The Simon Wiesenthal Center’s Annual Status Report on the worldwide investigation and prosecution of Nazi war criminals has singled out Romania for special criticism for its failure to take practical measures to investigate Nazi war criminals and its refusal to cancel the pardons issued to convicted Romanian Holocaust perpetrators Gheorghe Petrescu and Radu Dinelescu.
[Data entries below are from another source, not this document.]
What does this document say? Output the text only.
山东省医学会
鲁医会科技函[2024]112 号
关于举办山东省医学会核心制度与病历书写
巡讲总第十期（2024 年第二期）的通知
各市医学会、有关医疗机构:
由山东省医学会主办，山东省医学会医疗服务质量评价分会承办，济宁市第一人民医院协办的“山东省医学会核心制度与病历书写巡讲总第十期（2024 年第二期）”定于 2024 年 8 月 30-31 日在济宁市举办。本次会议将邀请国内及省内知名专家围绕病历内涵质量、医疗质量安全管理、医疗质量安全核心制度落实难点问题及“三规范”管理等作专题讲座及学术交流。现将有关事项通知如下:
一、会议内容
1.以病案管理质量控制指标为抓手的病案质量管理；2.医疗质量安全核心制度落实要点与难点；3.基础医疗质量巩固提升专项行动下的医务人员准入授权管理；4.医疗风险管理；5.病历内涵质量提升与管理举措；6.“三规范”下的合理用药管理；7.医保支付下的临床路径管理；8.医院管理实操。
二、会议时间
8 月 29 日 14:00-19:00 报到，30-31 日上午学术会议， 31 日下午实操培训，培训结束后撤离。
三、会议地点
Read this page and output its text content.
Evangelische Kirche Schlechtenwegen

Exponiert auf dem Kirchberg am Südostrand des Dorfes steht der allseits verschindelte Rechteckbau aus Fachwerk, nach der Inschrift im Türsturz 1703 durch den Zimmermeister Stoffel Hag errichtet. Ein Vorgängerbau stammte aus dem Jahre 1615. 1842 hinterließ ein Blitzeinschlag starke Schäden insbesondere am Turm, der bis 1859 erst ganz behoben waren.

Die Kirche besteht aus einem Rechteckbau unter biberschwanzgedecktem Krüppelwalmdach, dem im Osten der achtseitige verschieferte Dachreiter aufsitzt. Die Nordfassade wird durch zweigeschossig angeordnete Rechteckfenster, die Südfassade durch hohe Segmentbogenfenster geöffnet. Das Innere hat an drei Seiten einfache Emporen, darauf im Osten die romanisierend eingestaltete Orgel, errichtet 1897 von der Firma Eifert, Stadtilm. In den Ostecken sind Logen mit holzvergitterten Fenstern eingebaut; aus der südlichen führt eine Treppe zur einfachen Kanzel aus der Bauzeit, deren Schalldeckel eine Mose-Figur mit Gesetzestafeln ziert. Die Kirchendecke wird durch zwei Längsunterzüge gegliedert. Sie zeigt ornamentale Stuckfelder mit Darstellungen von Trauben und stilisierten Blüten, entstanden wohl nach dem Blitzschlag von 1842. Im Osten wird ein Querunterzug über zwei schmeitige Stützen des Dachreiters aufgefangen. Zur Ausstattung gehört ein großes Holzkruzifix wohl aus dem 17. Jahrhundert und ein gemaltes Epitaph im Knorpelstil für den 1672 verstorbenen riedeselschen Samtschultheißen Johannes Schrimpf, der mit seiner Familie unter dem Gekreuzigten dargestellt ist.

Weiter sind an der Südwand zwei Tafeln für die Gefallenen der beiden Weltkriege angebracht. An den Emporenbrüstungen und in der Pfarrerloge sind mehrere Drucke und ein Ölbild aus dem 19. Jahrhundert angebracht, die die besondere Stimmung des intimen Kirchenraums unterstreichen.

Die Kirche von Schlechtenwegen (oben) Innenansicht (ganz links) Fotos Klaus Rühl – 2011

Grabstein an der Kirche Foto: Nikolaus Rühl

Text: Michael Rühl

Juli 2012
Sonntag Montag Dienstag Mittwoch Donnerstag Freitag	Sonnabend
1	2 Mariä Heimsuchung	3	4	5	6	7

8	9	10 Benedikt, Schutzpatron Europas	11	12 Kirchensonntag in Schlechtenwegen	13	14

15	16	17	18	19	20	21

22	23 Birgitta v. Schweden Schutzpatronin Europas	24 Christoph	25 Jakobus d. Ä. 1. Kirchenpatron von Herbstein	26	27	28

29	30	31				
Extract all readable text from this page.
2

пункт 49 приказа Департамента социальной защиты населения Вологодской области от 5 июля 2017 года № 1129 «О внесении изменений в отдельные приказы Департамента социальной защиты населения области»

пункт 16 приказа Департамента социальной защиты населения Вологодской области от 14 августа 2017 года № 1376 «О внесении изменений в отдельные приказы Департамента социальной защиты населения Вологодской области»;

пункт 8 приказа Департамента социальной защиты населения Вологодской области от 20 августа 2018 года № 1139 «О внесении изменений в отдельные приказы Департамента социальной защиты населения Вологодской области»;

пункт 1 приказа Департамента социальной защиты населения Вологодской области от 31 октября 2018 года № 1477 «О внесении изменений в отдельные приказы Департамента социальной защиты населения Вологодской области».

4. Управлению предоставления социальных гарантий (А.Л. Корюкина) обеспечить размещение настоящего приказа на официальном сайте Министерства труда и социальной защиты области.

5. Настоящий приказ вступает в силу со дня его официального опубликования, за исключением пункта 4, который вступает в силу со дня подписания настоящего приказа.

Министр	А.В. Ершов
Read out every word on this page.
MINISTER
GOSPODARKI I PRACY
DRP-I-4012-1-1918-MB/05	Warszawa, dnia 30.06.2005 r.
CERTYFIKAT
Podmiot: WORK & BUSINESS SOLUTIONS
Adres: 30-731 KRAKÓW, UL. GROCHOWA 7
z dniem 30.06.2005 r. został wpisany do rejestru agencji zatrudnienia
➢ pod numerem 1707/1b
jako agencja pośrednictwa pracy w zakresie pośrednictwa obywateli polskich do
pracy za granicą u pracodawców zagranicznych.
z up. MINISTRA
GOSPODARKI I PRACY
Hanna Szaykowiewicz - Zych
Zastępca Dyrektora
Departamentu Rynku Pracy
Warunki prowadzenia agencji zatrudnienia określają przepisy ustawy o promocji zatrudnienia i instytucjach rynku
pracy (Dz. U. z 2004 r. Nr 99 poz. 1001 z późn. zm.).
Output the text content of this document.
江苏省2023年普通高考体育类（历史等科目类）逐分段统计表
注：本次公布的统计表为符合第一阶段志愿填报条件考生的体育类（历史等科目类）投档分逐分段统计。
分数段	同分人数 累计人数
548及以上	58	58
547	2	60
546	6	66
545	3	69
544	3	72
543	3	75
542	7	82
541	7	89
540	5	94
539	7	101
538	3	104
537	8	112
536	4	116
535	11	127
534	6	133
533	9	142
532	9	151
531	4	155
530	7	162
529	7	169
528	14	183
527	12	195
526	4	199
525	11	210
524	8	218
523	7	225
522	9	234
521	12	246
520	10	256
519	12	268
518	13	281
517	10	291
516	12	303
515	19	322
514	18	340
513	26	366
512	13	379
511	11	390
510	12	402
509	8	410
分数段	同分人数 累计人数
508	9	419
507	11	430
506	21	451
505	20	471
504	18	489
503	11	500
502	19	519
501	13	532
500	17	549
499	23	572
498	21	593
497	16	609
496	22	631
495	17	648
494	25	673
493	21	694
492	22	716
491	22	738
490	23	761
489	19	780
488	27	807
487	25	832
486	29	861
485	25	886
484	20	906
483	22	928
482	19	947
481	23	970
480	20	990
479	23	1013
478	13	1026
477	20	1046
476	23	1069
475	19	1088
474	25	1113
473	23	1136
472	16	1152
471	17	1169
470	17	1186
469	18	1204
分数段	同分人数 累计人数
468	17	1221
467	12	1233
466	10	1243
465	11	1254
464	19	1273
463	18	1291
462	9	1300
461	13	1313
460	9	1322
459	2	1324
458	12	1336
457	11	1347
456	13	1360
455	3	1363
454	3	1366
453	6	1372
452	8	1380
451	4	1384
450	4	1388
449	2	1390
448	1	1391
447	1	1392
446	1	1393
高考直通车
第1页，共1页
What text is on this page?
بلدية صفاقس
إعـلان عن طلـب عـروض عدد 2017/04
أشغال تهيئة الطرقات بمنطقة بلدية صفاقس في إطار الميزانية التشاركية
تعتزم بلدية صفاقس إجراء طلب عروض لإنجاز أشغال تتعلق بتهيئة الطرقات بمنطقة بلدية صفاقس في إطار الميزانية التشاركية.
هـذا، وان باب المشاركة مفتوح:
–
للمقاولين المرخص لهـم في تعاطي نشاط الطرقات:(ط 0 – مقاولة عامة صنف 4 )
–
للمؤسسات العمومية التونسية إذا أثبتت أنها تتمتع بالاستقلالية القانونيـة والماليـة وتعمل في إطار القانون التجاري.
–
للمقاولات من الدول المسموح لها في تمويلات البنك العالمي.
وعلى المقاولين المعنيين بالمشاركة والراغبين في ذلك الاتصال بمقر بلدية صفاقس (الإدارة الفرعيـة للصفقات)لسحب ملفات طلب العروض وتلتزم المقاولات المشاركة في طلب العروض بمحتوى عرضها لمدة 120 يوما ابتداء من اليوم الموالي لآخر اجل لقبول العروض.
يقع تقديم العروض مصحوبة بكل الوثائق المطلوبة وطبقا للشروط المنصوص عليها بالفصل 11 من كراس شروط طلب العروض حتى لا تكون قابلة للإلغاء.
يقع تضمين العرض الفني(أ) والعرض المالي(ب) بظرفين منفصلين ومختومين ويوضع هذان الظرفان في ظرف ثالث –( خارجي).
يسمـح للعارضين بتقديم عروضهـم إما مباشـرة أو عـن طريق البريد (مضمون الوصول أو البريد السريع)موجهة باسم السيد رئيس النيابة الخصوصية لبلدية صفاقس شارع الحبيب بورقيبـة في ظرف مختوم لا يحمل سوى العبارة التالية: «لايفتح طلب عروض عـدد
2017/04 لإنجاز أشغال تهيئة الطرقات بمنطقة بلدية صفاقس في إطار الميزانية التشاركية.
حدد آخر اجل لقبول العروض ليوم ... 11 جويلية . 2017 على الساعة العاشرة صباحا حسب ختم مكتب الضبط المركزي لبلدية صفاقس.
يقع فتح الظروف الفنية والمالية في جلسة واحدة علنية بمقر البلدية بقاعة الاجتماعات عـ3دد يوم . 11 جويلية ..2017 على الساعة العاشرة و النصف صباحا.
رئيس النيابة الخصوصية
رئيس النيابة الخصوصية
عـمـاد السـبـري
In a statement issued today in Jerusalem by the Center’s chief Nazi-hunter Dr. Efraim Zuroff, who is the author of the report, the Center clarified that it was extremely distressed by the total lack of initiative exhibited by the Romanian judicial authorities in bringing local Nazi war criminals to justice and was particularly disappointed by the refusal of the same authorities to accede to the Wiesenthal Center’s appeal-submitted in early January 2004 to Attorney-General Dr.Ilie Botos-to cancel the pardons granted several years previously to convicted Nazi war criminals Colonel Gheorghe Petrescu and Colonel Radu Dinulescu.
According to Zuroff:
“Ever since democracy was restored in Romania, there has not been a single initiative to investigate, let alone prosecute, any of the numerous unprosecuted Romanians who actively participated in the crimes of the Holocaust. On the contrary, war criminals like Petrescu and Dinulescu who had been justifiably convicted for the critical role they played in the mass murder of Jews in Bessarabia and Bukovina during the summer and fall of 1941, were inexplicably granted pardons, which the government has refused to cancel. This lack of initiative to bring those guilty of Holocaust crimes to justice is of particular concern, as the Wiesenthal Center prepares to submit the names of the suspected Romanian criminals which it has obtained in the framework of “Operation: Last Chance,” to the pertinent Romanian authorities with a call for their immediate investigation and, if possible, legal action.”